Pernyataan Menteri Pariwisata dan Ekonomi Kreatif (Menparekraf) Sandiaga Uno tentang Tabungan Perumahan Rakyat (Tapera) menuai perdebatan seiring kuatnya penolakan di masyarakat. Menurut Sandiaga Generasi Z atau disingkat Gen Z akan kesulitan membeli rumah jika tidak ada program seperti Tapera.
sebelumnya Sandiaga Uno menilai Gen Z akan kesulitan punya rumah jika tidak dibantu pembiayaannya, Hal ini disampaikannya lewat video dalam akun Instagram @sandiuno beberapa Waktu lalu.

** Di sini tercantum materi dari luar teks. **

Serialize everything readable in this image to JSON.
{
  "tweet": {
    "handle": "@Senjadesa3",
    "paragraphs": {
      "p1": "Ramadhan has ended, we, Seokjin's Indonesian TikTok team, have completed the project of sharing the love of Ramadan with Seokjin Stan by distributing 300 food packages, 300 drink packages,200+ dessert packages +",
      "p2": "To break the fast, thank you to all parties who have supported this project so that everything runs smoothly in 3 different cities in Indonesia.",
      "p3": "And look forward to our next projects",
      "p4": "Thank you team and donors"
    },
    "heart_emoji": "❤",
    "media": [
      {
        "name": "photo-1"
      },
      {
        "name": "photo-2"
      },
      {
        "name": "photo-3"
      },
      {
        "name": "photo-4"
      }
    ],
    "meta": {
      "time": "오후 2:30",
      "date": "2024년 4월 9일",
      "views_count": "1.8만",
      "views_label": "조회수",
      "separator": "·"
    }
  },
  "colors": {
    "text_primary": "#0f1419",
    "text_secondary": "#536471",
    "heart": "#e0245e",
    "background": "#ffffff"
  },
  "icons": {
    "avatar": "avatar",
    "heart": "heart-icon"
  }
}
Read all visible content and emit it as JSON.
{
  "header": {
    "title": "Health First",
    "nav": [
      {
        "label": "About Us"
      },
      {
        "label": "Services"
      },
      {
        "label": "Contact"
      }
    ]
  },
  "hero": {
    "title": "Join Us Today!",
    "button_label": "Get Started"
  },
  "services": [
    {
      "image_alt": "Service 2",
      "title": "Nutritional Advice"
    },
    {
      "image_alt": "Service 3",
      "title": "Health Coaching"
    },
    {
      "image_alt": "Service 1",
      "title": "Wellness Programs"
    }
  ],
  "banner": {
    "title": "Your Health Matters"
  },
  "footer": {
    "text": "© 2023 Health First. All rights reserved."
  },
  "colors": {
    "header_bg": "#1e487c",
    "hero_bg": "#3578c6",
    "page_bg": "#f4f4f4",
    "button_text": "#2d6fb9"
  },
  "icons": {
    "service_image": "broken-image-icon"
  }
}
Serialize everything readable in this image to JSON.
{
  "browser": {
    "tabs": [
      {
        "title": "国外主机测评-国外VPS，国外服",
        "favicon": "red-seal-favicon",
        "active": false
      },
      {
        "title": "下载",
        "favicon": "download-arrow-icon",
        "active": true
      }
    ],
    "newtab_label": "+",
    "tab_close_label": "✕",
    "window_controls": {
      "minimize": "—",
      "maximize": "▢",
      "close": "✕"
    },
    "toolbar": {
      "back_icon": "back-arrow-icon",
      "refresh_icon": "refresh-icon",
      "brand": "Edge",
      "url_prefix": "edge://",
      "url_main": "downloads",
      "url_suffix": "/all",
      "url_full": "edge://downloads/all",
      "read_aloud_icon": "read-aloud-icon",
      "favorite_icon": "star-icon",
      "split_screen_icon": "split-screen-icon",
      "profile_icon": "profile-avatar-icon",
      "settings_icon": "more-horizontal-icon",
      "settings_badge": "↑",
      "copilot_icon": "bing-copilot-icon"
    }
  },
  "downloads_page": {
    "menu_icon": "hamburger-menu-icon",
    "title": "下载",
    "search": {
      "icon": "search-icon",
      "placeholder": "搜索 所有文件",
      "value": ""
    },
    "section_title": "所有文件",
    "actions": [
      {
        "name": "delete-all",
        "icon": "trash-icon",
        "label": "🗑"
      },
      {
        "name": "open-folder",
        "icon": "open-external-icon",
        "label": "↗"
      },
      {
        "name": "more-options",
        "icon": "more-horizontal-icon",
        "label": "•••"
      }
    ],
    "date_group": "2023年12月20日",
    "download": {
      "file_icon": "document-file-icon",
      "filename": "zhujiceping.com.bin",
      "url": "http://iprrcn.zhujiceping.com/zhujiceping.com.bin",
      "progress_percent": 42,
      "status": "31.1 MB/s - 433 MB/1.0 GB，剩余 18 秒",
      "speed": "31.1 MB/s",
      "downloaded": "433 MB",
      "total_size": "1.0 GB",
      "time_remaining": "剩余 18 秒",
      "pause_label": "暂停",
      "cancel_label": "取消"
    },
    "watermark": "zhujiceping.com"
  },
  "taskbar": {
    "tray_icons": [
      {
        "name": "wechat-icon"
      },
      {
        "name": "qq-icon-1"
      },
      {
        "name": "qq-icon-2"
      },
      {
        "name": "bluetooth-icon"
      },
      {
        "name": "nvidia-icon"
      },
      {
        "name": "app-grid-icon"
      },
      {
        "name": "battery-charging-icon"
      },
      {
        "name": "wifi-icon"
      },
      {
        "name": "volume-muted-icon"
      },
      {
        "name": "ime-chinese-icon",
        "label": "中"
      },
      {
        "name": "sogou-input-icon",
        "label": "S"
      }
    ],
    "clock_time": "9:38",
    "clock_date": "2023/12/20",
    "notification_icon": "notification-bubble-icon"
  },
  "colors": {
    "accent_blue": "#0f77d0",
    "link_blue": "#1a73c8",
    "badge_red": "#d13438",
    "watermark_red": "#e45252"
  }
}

"Kebutuhan terhadap perumahan rakyat itu merupakan keniscayaan. Karena kalau tidak dilakukan sekarang, ditunda-tunda terus, gen Z nggak akan pernah bisa punya rumah. Saya bisa jamin," ujar pria yang akrab disapa Sandi itu.
SCROLL TO CONTINUE WITH CONTENT
"Gen Z tidak akan bisa punya rumah kalau tidak dibantu dari sekarang untuk pendanaan. Jadi memang ini sebuah pil pahit harus kita ambil. Tapi sesuatu yang tidak populer, tapi kita harus semuanya bersama-sama," sambungnya.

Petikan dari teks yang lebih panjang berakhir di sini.